The other girls were with them now, and Jenkins weaseled his head between Lacey May’s ankles. Noelle shivered and shouted, “Dee, are you okay?” and Margarita, stunned and speechless, held her crumpled kite to her chest.

When Hank joined them, he slung an arm around Lacey May, another around Diane, who was red-faced, trying hard not to cry.

“Let’s go have some sodas and calm down,” Lacey May said, and the girls went ahead with Jenkins, their slim bodies pressed together. They were rarely harmonious, the girls, but in moments like these, they had a way of falling together, like a single organism.

As they climbed up the dunes, Hank leaned into Lacey May, pressed a lip to her ear. “I hope that wasn’t a sign. A bad omen or something. I was fixing to ask you to marry me. I’d reconsider, but I love you too goddamn much.”

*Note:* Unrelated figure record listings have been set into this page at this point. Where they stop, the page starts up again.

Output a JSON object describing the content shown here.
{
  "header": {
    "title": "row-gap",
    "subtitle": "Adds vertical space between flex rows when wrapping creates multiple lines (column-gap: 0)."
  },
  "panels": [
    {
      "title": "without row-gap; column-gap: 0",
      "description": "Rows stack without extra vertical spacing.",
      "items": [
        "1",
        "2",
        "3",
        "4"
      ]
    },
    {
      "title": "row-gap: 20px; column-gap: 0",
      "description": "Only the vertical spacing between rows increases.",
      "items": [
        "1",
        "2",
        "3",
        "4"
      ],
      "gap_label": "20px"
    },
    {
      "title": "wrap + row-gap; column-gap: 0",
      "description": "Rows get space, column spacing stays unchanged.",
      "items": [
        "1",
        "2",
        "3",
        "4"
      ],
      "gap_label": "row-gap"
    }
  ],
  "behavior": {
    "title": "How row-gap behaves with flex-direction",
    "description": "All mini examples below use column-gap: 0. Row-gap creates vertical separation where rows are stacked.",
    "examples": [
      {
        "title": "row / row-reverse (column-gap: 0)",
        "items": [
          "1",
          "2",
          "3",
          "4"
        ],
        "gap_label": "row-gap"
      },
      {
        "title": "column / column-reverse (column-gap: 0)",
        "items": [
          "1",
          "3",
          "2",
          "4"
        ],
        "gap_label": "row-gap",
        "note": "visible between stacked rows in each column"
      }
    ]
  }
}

A shiver ran down Lacey’s neck. Perhaps the residue of fear, and something else. She turned to face him. Hank’s eyes were a cloudy blue, his skin lined and leathery. He sealed his lips together to hide his teeth, his expression pleading and pitiable. He was harmless in the end. The way he looked at her, he could have been one of her children.

Hank kissed her, and she could feel his hands quivering around her shoulders.

“If you say no, Lacey, we can keep going on the way we’ve been,” he said. “I won’t cast you out. But I hope to God you’ll say yes, and let me make you my wife.”



It was dark when they pulled up, the headlights sweeping over the living room, where Robbie had set the table with everything he’d made: rice and beans, plantains, and carne mechada. At the last minute, he’d dashed out for an ice cream cake—Diane’s favorite—strawberry with a cookie crust. It had started to melt, but he couldn’t bear to put it away. He wanted them to see it when they walked in, to clap and to climb on top of him. He knew he’d win the girls back eventually. He was their father; it was in their DNA to choose him. Lacey would be harder, but he was ready to fight. Sometimes you had to work against the universe, the fucked-up order of things, your body, your own brain, to keep the things that were yours.